A voter tore into Trump at a campaign stop in Iowa this week: 'We have lost people because you supported the jab.'
Trump has walked a fine line between boasting that it was his administration that got a vaccine to market and placating a base more skeptical of the jab. He's emphasized his opposition to vaccine mandates.
'Everyone wanted a vaccine at that time, and I was able to do something that nobody else could have done — getting it done very, very rapidly. But I never was for mandates; I thought the mandates were terrible,' the former president said.
'Trump responds by praising the COVID mRNA shots, doesn't acknowledge any of the adverse effects,' the DeSantis War Room wrote on Twitter, highlighting the interaction.
The Trump and Ron DeSantis campaigns have assailed each other over their candidate's Covid-19 records, with each claiming the other was more friendly to lockdowns.
In December the Florida governor even called for a grand jury investigation into alleged 'crimes and wrongdoing' on the part of vaccine manufacturers in peddling the shot to Americans.
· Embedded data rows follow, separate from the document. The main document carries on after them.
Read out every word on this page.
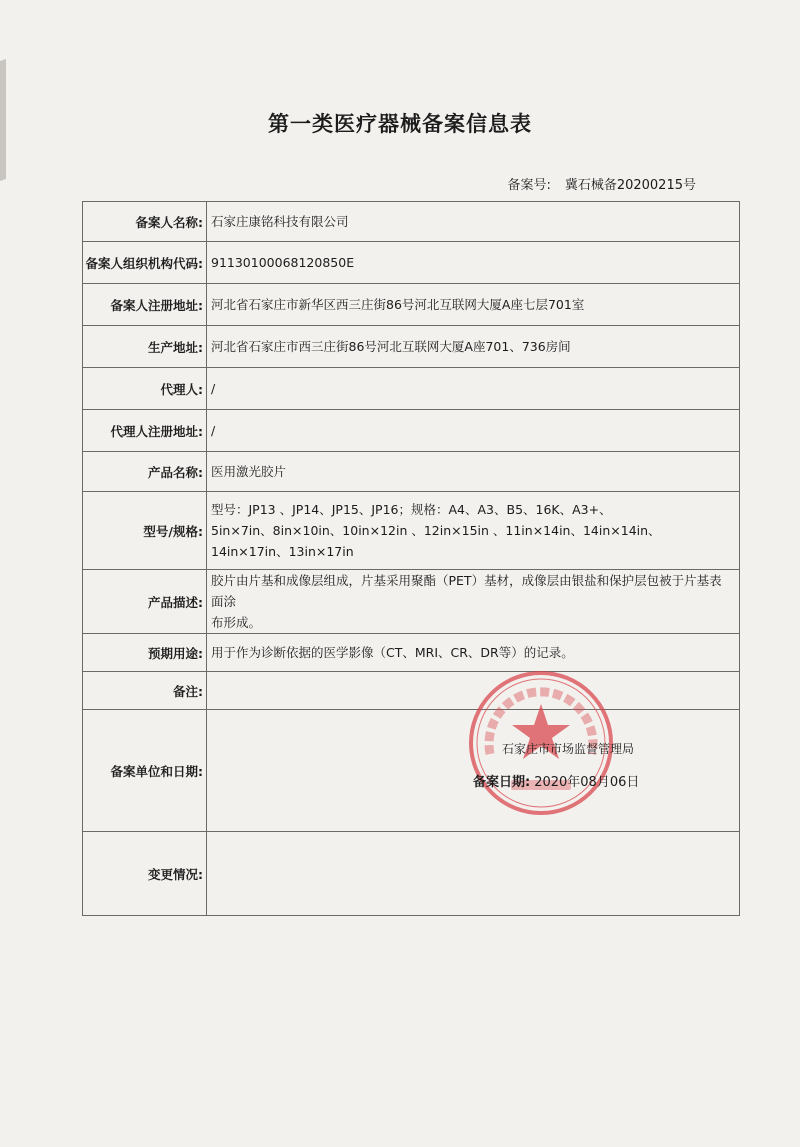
第一类医疗器械备案信息表
备案号: 冀石械备20200215号
备案人名称:	石家庄康铭科技有限公司
备案人组织机构代码:	91130100068120850E
备案人注册地址:	河北省石家庄市新华区西三庄街86号河北互联网大厦A座七层701室
生产地址:	河北省石家庄市西三庄街86号河北互联网大厦A座701、736房间
代理人:	/
代理人注册地址:	/
产品名称:	医用激光胶片
型号/规格:	
型号：JP13 、JP14、JP15、JP16；规格：A4、A3、B5、16K、A3+、
5in×7in、8in×10in、10in×12in 、12in×15in 、11in×14in、14in×14in、
14in×17in、13in×17in

产品描述:	
胶片由片基和成像层组成，片基采用聚酯（PET）基材，成像层由银盐和保护层包被于片基表面涂
布形成。

预期用途:	用于作为诊断依据的医学影像（CT、MRI、CR、DR等）的记录。
备注:	
备案单位和日期:	
变更情况:	
石家庄市市场监督管理局
备案日期: 2020年08月06日
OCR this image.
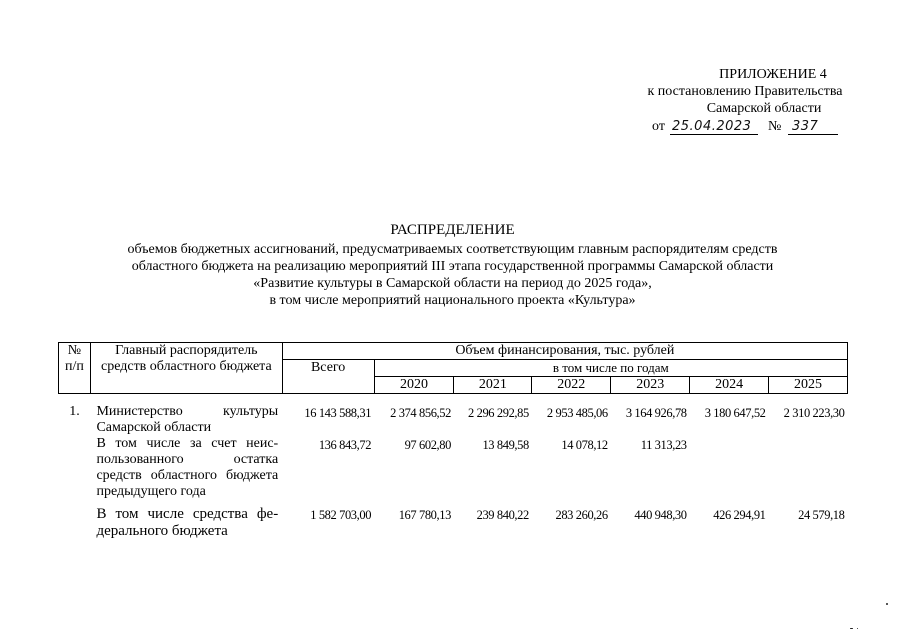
ПРИЛОЖЕНИЕ 4
к постановлению Правительства
Самарской области
от 25.04.2023 № 337
РАСПРЕДЕЛЕНИЕ
объемов бюджетных ассигнований, предусматриваемых соответствующим главным распорядителям средств
областного бюджета на реализацию мероприятий III этапа государственной программы Самарской области
«Развитие культуры в Самарской области на период до 2025 года»,
в том числе мероприятий национального проекта «Культура»
№ п/п	Главный распорядитель средств областного бюджета	Объем финансирования, тыс. рублей						
		Всего	в том числе по годам					
			2020	2021	2022	2023	2024	2025

1.	Министерство культуры Самарской области	16 143 588,31	2 374 856,52	2 296 292,85	2 953 485,06	3 164 926,78	3 180 647,52	2 310 223,30
	В том числе за счет неиспользованного остатка средств областного бюджета предыдущего года	136 843,72	97 602,80	13 849,58	14 078,12	11 313,23		

	В том числе средства федерального бюджета	1 582 703,00	167 780,13	239 840,22	283 260,26	440 948,30	426 294,91	24 579,18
On Tuesday the Trump campaign put out a long list entitled 'Ron DeSantis' lyin' record on COVID,' which took direct aim at the governor for promoting the vaccine.
The campaign stated: 'President Trump saved millions of lives, opposed mandates, and embraced the Federalist system to allow States to make the decisions best for their people. Ron DeSantis continues to lie about his record, as he personally oversaw mass vaccinations and imposed radical lockdowns.'
DailyMail.com reached out to the Trump campaign for comment.